There is a faint shift in the air. So faint, I almost miss it, but a whisper brushes against the edge of my mind. Not words, not fully, but something. A feeling. A flicker of fear… and hope.
I stiffen, jerking my gaze upward.
“Did you feel that?” I rasp, barely above a whisper.
Mylo glances back at me, frowning. Giorgi shakes their head once,scanning the mist. No one else felt it.
But I know I did.
I clench my jaw, urging my horse forward, heart thrumming painfully against my ribs. She’s alive. She’s fighting.
And he has her.
The thought of Torbin—of my deceitful brother—touching her, threatening her, sends a white-hot surge of rage through my chest. My hands tighten so hard around the reins that the leather cuts into my palms, but I don’t care. I won’t care until she’s safe in my arms again.
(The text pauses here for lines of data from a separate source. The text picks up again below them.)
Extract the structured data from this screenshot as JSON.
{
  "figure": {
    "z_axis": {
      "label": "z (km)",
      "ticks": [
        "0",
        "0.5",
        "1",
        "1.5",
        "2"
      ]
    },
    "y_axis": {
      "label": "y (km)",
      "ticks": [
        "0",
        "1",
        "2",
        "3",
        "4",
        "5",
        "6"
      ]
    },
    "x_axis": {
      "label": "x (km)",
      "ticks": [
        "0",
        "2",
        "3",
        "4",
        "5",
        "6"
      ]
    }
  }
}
A low branch snaps against my shoulder as we push through another thicket of hemlock. I barely feel it. My mind is a tunnel of single-minded fury now, aimed straight at the heart of Dulcamar.
Torbin will pay for this.
I swear it on every breath I have left.
Ahead, Giorgi raises a hand, signaling for us to slow. The mist parts just enough for me to make out the outline of a crumbling wall—stone, ancient and weatherworn, cloaked in the same ghostly vines that infest the valley.
Beyond it, shrouded in shadow and fog, looms the fortress of Dulcamar.
My pulse pounds harder, my breath frosting in the air.
“There’s a side entrance,” Giorgi murmurs, barely audible over the creaking of leather and the distant moan of the wind. “Northwest corner. Looks like it’s fallen into disrepair. If we’re careful, we can get through without being seen.”
I nod once, sharp and decisive. “Let’s move.”
We dismount near a crag of broken stone half-hidden by the mist. The fortress looms above, its black towers dissolving into the clouds, walls crusted with frost and lichen. The air is sharp enough to cut skin, and as I fumble with the reins, my fingers ache with the cold, stiff and clumsy inside my gloves.
Mylo ties off the horses quickly, whispering soothing words to them as they shudder against the icy ground. Kormak checks the straps twice, ever methodical, even as the wind bites at us with each passing second.
Aila comes up beside me, tugging her cloak tighter around her shoulders. Her breath billows white into the air as she glances toward the fortress.
“You’ve literally gone to the ends of the earth for her. She must mean a lot to you,” she says, her voice low but not accusing.
I tighten the knot on my horse’s reins and stare up at the monstrous silhouette of Dulcamar.
“She is my life,” I say, the words scraping raw against my throat. “Without her… there’s nothing left worth living for.”
Aila watches me for a moment, her dark hair plastered against her cheeks from the damp wind. Then she nods once, firm and sure. “Good. Then you’ll fight like hell to bring her home.”
I meet her gaze. “Nothing will stop me.”
Not the tsar.
Not Torbin.
Not even the gods themselves.
Giorgi finishes securing the last of the horses and signals that they’re ready.
We fall into a crouch, moving low across the frozen earth toward the crumbled breach in the wall. The wind tears at us, carrying the smell of smoke and cold stone. Each step feels heavier, not just from the thick hemlock tangling at our boots, but from the weight of what lies ahead.
The fortress waits, silent and watching.